Le lendemain de la finale, les joueurs reviennent en France. Paris. Les Champs-Élysées. Une foule immense les attend. Ils viennent de perdre. Et on les célèbre.

Des années plus tard, Dominique Rocheteau dira que les joueurs étaient presque gênés. C’est compréhensible. Ils savent ce qu’ils n’ont pas ramené. La Coupe. Les gens, eux, semblent célébrer autre chose. Une équipe. Des soirées. Une aventure. Une attente collective.

La France n’est pas en train de prétendre que Saint-Étienne a gagné. Elle dit peut-être simplement que le résultat n’épuise pas toujours le souvenir d’un match. Et là se trouve une question plus intéressante que celle des poteaux : qu’est-ce qu’une équipe doit avoir donné pour qu’un pays décide de célébrer ceux qui viennent de perdre ?
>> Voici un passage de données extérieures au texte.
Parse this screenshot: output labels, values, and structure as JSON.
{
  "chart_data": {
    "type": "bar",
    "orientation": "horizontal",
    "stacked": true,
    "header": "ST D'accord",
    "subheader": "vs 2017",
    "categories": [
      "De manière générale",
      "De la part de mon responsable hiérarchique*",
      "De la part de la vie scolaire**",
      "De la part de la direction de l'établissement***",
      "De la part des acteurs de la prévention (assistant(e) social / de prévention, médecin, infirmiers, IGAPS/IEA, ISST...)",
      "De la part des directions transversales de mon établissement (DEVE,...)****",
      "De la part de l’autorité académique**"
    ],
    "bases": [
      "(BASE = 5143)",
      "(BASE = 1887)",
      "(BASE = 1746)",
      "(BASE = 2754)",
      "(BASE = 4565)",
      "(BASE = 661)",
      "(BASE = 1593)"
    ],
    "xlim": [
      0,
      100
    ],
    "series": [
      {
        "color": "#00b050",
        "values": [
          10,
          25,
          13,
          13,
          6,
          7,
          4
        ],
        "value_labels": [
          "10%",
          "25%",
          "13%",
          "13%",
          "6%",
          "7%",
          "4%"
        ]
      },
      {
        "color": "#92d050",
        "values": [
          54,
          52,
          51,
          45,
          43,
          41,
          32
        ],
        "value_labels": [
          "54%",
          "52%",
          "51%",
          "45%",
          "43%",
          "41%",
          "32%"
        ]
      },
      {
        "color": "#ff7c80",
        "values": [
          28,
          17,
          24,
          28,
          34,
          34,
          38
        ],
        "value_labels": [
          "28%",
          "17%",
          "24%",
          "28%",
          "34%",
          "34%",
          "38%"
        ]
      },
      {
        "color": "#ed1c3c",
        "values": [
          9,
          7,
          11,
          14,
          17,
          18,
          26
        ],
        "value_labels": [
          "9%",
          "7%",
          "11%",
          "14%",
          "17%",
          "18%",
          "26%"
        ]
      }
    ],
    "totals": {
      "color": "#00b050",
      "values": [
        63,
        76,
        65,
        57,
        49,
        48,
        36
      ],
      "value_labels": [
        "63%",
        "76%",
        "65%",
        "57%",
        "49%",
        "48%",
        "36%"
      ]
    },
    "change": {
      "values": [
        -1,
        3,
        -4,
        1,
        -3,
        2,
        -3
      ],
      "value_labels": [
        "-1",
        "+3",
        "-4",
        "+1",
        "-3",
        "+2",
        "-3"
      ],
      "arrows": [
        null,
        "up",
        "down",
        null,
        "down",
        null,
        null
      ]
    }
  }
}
« C’est vous qui le dites »

Robert Herbin aurait probablement détesté une partie des grandes phrases écrites sur Robert Herbin. C’est peut-être la meilleure raison pour ne pas en ajouter.

Il continuera d’entraîner. De gagner. Il connaîtra aussi les tensions, les départs, les désaccords. En 1983, son histoire avec Saint-Étienne se brise dans une atmosphère qui n’a plus grand-chose de romantique. Vingt-cinq années de vie verte ne se terminent pas sur un ralenti de Glasgow. Elles se terminent mal. C’est aussi Robert Herbin.

Et c’est précisément à cette période qu’appartient peut-être cette étrange double page retrouvée aujourd’hui. Un Herbin photographié de profil. Les mains jointes. Un titre : « LE “SPHINX” S’ANIME ET PARLE ». Et ces mots énormes : « OUI, J’AI SOUFFERT ! »

Nous ne savons pas encore suffisamment de choses sur ce document pour l’utiliser comme source. La publication exacte reste à authentifier. La date. Le numéro. Le contexte complet de la phrase. Alors il reste hors du récit factuel. Pour l’instant.

C’est une frustration. Mais c’est aussi une règle. Une belle archive ne devient pas vraie parce qu’elle raconte exactement l’histoire que nous aimerions raconter.

Le bon endroit

Il reste alors Robert Herbin. Pas le Sphinx. Pas les poteaux. Pas la statue. Le joueur.

Il a commencé derrière. Jean Snella l’a déplacé au milieu. Il a récupéré. Couru. Marqué. Beaucoup. Batteux l’a fait redescendre. Il est devenu capitaine. Puis, à 33 ans, il a encore changé de place. Quelques mètres. Du terrain au banc. Tout ce qu’il avait accumulé comme joueur pouvait alors servir aux autres.

Le placement. La répétition. L’effort. La compréhension des rôles. La responsabilité. Et peut-être est-ce cela qui relie le mieux le joueur de Cannes, le capitaine face au Bayern, l’entraîneur de Kiev et l’homme assis à Glasgow.

Pas une formule magique. Pas une révolution tactique que nous aurions découverte cinquante ans après. Une manière de regarder le football. Comprendre ce qu’une situation demande. Puis essayer d’être au bon endroit lorsqu’elle arrive.

Robert Herbin avait passé une grande partie de sa vie à chercher cet endroit. À 33 ans, il en avait trouvé un nouveau. À quelques mètres du terrain.